Two other district courts, in unpublished opinions, have also reached the conclusion that the purchase of credit monitoring services does not constitute actual damages in privacy law cases. Interpreting New York law, a Southern District of New York court reasoned
[c]ourts have uniformly ruled that the time and expense of credit monitoring to combat an increased risk of future identity theft is not, in itself, an injury that the law is prepared to remedy. Plaintiff has not presented any case law or statute, from any jurisdiction, indicating otherwise. Plaintiff's alleged injuries are solely the result of a perceived and speculative risk of future injury that may never occur. Plaintiff has failed to show an resulting actual injury that might support a claim for damages.Shafran v. Harley-Davidson, Inc., No. 07-1365, 2008 U.S. Dist. LEXIS 22494, at *8-9 (S.D.N.Y. Mar. 24, 2008). Finally, in a case directly on point, Judge Darrah in the Northern District of Illinois granted a motion to dismiss where the plaintiff alleged a negligent violation of 15 U.S.C. § 1681c(g)(1), and sought damages for the cost of credit monitoring services. Harris v. Wal-Mart Stores, Inc., No. 07-2561, 2008 WL 5085132 (N.D. Ill. Nov. 25, 2008). Judge Darrah reasoned that Congress, in enacting the Clarification Act, expressed "an unequivocal intent . . . to bar FACTA claims based on the printing of credit card expiration dates in the absence of actual harm to a plaintiffs credit or identity, including § 1681o claims." Id. at *2.

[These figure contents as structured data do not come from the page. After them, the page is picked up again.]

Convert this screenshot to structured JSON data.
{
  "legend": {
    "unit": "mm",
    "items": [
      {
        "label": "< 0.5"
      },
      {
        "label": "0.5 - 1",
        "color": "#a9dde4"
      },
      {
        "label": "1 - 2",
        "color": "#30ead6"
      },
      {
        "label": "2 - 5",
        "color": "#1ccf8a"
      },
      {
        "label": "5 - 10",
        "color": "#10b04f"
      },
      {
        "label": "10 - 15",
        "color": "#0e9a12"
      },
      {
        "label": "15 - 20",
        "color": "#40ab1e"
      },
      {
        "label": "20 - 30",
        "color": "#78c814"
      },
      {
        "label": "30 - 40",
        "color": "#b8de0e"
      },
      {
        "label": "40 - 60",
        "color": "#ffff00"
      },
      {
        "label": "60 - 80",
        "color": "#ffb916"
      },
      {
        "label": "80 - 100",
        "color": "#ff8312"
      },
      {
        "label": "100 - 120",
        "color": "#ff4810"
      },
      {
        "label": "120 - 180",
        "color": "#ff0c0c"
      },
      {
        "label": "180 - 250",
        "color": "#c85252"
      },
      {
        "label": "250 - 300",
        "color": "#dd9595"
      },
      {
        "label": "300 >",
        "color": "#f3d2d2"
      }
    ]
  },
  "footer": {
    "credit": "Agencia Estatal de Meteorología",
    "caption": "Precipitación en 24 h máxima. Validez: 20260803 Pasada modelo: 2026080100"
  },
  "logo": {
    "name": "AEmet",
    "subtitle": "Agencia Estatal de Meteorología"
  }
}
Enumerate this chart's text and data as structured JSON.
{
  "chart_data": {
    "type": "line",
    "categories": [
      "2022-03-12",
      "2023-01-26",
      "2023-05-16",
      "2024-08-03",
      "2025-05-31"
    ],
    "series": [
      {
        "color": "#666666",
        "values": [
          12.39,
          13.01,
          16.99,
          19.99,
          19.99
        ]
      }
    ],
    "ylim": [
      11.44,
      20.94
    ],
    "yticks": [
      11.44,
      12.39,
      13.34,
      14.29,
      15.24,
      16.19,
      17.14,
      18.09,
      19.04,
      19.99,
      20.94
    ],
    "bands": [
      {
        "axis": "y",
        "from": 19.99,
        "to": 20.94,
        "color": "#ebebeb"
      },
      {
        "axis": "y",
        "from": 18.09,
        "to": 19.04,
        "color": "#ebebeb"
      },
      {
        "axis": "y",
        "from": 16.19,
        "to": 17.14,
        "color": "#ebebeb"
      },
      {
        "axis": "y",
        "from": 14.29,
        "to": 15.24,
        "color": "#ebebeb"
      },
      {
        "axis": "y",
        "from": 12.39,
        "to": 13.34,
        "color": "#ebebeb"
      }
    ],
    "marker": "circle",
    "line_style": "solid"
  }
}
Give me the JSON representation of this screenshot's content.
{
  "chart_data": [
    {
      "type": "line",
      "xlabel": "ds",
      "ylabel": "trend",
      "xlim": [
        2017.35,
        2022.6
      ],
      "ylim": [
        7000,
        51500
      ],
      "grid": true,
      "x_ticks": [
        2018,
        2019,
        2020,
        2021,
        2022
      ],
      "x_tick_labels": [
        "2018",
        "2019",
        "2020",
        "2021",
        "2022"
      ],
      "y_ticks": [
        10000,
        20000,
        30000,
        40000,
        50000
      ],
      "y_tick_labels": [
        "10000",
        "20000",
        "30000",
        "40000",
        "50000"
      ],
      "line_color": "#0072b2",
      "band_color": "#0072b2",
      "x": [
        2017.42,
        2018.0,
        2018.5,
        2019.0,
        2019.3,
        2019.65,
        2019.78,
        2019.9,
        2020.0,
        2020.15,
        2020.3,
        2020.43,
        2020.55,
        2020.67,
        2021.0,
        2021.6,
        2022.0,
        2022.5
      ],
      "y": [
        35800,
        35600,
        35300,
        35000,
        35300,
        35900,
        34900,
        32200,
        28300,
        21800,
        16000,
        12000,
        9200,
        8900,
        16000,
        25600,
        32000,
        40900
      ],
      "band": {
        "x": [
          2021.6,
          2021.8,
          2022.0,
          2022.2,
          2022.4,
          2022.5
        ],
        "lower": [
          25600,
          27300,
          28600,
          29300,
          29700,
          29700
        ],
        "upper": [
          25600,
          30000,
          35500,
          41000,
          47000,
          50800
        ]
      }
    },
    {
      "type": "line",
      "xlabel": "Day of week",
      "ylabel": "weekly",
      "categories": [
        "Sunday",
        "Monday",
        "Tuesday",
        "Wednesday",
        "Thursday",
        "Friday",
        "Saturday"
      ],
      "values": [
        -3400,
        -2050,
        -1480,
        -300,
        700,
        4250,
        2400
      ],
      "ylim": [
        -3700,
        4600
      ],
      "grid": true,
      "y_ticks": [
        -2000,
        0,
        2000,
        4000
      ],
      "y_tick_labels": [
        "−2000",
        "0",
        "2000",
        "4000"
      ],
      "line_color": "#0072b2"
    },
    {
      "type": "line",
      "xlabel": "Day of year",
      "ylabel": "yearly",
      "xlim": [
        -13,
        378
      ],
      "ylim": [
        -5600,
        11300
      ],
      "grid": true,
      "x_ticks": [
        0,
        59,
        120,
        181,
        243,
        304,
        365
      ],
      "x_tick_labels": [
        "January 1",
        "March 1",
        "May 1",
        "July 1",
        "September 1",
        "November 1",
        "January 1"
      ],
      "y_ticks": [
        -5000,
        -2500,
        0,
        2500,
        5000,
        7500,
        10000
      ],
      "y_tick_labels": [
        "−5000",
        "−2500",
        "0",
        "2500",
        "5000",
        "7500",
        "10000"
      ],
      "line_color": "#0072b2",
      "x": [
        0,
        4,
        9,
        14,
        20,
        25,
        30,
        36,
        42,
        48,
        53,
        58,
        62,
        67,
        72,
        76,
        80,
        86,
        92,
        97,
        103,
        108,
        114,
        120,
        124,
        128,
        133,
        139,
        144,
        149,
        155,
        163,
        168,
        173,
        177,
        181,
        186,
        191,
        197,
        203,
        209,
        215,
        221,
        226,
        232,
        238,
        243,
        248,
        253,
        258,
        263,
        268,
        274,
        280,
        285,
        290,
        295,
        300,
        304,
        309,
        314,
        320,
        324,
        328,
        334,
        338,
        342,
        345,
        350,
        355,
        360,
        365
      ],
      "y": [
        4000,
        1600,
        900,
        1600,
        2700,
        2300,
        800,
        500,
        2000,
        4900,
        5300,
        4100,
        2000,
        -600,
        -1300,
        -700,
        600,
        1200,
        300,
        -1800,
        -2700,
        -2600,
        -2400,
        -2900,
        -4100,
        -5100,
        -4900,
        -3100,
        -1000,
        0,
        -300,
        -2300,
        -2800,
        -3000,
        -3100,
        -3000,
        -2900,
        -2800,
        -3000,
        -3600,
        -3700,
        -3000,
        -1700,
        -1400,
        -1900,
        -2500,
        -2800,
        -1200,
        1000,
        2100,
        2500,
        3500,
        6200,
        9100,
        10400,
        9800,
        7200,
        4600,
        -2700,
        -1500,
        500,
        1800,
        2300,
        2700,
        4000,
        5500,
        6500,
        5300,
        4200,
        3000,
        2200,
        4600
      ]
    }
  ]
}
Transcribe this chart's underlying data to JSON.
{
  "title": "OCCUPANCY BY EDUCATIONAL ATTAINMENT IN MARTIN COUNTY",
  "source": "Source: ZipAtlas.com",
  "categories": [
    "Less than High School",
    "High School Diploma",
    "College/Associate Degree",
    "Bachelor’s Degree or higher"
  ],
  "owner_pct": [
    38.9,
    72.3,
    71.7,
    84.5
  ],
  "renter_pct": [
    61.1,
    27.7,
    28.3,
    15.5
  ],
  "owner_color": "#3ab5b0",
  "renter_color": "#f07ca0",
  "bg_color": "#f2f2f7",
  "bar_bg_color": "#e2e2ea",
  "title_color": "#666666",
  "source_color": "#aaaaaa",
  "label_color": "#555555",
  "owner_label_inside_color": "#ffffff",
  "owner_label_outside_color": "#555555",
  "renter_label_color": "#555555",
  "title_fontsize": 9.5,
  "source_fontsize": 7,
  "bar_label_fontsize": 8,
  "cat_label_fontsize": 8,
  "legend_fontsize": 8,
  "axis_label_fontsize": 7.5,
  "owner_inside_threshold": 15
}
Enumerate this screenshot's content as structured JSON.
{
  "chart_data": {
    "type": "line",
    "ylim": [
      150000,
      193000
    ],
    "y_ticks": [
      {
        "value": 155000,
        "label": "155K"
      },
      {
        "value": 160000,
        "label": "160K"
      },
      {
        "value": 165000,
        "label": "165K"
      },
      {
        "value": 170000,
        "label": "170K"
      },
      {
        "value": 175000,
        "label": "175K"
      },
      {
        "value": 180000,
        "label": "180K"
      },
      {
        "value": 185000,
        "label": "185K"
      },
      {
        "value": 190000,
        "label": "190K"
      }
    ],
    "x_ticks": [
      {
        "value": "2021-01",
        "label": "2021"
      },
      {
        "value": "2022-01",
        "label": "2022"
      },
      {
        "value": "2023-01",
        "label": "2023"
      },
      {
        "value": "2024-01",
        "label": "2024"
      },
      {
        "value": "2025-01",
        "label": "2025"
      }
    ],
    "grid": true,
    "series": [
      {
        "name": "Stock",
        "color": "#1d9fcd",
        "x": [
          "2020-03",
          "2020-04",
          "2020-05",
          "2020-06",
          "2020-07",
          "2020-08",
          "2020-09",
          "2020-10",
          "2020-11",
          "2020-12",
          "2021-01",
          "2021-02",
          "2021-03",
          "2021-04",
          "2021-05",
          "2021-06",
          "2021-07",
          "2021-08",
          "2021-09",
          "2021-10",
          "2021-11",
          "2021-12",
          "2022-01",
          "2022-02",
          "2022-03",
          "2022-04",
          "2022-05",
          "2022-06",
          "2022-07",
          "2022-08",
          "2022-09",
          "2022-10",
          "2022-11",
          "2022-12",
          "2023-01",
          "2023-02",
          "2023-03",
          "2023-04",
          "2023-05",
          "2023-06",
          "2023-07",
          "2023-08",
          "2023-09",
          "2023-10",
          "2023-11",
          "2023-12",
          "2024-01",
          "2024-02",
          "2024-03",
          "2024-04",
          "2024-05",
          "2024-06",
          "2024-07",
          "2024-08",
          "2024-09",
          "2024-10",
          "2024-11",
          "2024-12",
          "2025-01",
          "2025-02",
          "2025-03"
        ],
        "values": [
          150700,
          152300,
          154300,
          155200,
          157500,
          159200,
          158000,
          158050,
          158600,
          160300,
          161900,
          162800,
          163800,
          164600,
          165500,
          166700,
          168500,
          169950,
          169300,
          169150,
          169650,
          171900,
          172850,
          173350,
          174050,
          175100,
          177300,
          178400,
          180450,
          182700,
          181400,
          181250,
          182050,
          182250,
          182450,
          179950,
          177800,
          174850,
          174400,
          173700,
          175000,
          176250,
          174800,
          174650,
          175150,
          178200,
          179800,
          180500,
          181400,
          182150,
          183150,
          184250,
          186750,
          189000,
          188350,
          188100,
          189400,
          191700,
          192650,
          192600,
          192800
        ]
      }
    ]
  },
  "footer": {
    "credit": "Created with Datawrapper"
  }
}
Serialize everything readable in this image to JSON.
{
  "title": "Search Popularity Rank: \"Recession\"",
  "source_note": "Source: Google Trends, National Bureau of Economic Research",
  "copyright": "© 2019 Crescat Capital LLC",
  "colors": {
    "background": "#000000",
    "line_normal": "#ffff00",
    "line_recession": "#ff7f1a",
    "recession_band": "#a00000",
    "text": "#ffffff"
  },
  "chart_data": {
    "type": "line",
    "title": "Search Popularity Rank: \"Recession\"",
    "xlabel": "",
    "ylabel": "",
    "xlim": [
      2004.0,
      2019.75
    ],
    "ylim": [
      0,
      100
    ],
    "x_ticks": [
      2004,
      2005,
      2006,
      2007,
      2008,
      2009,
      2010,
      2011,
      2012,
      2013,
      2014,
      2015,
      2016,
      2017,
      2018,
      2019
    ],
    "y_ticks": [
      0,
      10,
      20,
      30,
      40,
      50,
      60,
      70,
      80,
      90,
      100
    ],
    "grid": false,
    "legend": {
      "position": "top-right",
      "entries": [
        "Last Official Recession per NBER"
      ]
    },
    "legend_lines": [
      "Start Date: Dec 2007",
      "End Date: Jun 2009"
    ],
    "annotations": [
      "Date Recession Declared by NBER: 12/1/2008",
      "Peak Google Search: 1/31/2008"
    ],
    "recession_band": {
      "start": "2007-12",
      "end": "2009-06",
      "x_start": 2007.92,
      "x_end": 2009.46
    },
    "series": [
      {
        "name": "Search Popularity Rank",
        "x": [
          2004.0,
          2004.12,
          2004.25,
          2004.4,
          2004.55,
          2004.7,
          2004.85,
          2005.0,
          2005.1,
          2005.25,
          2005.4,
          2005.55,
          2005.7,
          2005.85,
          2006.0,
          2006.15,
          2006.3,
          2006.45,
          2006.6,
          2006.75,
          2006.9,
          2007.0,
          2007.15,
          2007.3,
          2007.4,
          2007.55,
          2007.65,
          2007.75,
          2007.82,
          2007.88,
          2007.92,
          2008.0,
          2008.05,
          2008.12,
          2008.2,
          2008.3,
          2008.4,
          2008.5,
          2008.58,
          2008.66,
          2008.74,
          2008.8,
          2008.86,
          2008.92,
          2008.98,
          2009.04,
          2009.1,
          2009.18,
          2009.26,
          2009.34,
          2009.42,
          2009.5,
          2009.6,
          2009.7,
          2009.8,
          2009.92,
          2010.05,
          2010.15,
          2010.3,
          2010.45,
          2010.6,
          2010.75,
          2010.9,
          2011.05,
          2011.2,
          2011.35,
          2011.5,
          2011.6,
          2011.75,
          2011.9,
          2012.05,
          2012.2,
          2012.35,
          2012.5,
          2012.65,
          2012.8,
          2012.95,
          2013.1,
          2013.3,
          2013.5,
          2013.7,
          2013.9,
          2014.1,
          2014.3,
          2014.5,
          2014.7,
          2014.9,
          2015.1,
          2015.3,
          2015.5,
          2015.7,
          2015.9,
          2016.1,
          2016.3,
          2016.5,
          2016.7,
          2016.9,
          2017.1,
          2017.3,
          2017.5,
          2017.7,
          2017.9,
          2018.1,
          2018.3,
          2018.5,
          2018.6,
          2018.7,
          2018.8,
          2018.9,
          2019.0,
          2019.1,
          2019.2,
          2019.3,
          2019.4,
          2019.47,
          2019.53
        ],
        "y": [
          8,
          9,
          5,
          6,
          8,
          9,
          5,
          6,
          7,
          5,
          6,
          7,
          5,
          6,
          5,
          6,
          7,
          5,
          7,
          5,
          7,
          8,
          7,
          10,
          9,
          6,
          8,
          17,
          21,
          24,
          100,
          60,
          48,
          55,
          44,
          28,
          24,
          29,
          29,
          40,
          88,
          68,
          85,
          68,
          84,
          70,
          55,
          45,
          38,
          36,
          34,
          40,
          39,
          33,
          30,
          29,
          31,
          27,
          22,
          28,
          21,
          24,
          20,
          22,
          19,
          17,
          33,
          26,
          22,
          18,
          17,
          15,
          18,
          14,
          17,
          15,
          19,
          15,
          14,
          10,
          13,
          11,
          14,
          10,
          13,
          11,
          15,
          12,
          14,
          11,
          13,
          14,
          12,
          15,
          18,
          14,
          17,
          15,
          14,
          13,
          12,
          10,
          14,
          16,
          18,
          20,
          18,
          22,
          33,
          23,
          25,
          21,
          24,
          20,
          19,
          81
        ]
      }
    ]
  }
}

The court finds the reasoning in all of the above cases persuasive. Aliano does not allege that he has been actually harmed by Defendants' actions. Instead, Aliano alleges only that he has purchased credit monitoring services in order to guard against harms that may or may not occur in the future. The court holds that, following the enactment of the Clarification Act, such an allegation is insufficient to state a cause of action under 15 U.S.C. § 1681c(g)(1). Aliano's First Amended Class Action Complaint therefore does not state a claim upon which relief can be granted.
III. CONCLUSION
For the foregoing reasons, Defendants' Motion to Dismiss is granted. IT IS SO ORDERED.